Inaperçu de presque tout le monde, ce que nous appelons aujourd'hui la mondialisation est né ce jour d'été.
La décision de Nixon était fondée sur le manque rafraîchissant de déficit-phobie typique des décideurs américains.
Il ne voulait tout simplement pas contenir les déficits en imposant l'austérité.
Pourquoi?

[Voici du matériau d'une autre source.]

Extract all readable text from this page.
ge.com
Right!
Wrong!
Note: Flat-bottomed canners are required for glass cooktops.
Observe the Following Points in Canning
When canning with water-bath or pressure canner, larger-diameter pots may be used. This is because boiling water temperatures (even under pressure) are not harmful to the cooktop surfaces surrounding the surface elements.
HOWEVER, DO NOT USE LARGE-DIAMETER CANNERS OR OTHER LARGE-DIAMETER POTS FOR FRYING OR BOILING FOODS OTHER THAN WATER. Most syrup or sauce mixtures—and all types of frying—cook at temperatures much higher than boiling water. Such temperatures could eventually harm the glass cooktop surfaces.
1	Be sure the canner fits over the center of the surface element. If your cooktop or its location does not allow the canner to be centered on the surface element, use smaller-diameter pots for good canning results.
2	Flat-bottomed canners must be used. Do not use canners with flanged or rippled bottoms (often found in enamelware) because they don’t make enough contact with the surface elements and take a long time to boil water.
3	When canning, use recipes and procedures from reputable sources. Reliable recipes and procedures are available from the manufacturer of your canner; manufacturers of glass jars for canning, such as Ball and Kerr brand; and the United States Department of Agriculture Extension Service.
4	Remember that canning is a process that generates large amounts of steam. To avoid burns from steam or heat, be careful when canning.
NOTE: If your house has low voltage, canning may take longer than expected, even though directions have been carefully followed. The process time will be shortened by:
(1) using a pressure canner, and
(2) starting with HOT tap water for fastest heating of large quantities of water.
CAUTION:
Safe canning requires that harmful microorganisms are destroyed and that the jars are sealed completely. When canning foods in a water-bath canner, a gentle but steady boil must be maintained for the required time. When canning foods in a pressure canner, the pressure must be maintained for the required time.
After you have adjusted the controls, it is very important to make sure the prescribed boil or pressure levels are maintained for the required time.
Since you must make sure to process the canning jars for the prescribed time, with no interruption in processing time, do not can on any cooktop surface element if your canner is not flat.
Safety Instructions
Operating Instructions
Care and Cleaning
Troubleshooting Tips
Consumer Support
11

Parce que l'austérité aurait fait plus pour réduire la capacité de l'Amérique à projeter la puissance hégémonique dans le monde que de réduire ses déficits.
Donc, au lieu de cela, Washington a contre-intuitivement marché sur l'accélérateur pour augmenter ces déficits!

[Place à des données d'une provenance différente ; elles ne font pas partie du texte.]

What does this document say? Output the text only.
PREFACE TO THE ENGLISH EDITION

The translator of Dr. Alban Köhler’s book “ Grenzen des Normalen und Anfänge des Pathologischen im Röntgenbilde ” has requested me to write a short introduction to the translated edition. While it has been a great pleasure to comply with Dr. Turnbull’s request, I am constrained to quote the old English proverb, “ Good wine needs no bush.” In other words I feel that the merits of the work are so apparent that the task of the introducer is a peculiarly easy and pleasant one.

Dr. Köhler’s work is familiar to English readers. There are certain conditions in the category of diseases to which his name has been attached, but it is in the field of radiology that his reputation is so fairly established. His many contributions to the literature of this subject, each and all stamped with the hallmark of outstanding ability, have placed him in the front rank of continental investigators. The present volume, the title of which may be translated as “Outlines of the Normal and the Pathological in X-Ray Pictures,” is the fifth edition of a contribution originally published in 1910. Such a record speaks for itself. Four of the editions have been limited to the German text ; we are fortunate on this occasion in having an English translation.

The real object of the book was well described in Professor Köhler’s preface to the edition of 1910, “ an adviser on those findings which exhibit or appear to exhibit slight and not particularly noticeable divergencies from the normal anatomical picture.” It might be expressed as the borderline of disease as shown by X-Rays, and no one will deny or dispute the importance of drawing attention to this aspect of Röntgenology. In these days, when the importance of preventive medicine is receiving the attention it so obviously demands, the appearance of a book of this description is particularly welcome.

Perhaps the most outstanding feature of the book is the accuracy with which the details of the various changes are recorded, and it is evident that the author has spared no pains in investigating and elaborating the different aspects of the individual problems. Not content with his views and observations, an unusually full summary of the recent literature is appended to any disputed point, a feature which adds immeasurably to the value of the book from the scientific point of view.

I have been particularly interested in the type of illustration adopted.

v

Le résultat fut que les États-Unis fonctionnèrent comme un aspirateur géant, aspirant des exportations massives de l'Allemagne, du Japon et, plus tard, de la Chine.

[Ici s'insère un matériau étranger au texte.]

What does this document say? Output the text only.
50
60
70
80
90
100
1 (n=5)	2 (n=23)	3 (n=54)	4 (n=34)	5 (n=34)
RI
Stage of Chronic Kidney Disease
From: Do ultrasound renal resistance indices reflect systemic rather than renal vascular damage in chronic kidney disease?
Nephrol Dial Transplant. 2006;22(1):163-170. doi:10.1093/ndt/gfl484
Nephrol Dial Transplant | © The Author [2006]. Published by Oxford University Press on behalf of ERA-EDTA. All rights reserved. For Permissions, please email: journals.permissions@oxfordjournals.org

Mais pour que les banquiers de Wall Street agissent comme cet aimant de la capitale des autres, Wall Street devait être libérée de ses entraves de New Deal et de Bretton Woods.
La déréglementation de la banque faisait partie d'un marché faustien: les banquiers siphonnaient dans les bénéfices américains et asiatiques de l'Amérique pour couvrir les déficits commerciaux et gouvernementaux de l'Amérique.
Le contrat social devenait marché faustien, derrière la mondialisation.
Cependant, ce qui donna son énergie et son caractère à cette époque (1980-2008) fut la manière dont l'Amérique paya ces déficits croissants, au moyen d'un tsunami de l'argent des autres, les profits des exportateurs nets européens, japonais et chinois à la recherche de rendements plus élevés.
Il y avait aussi une deuxième condition pour que le capital européen et asiatique vole vers l'Amérique: la dépréciation de la main-d'œuvre américaine indispensable pour pousser les rendements de Wall Street au-dessus de ceux de Francfort et Tokyo, où la compétitivité reposait plutôt sur des gains de productivité.
Mais comment les Américains pourraient-ils continuer à acheter les produits des autres quand leurs salaires diminueront?
Avec l'escalade du crédit, fourni par Wall Street.
Une histoire similaire en Grande-Bretagne. Le Royaume-Uni, après s'être désindustrialisé sous Mme Thatcher, parie la maison sur l'attachement de la ville à Wall Street et transforme l'économie britannique en un simulacre d'Amérique, sans la capacité de réguler le capitalisme mondialisé par les dettes privées, les maisons financiarisées.
La ville est devenue les seuls spectacles à Londres, la seule ville qui compte pour l'oligarchie économique de ce pays.
Chaque nouveau régime a besoin de sa propre idéologie, de sa religion.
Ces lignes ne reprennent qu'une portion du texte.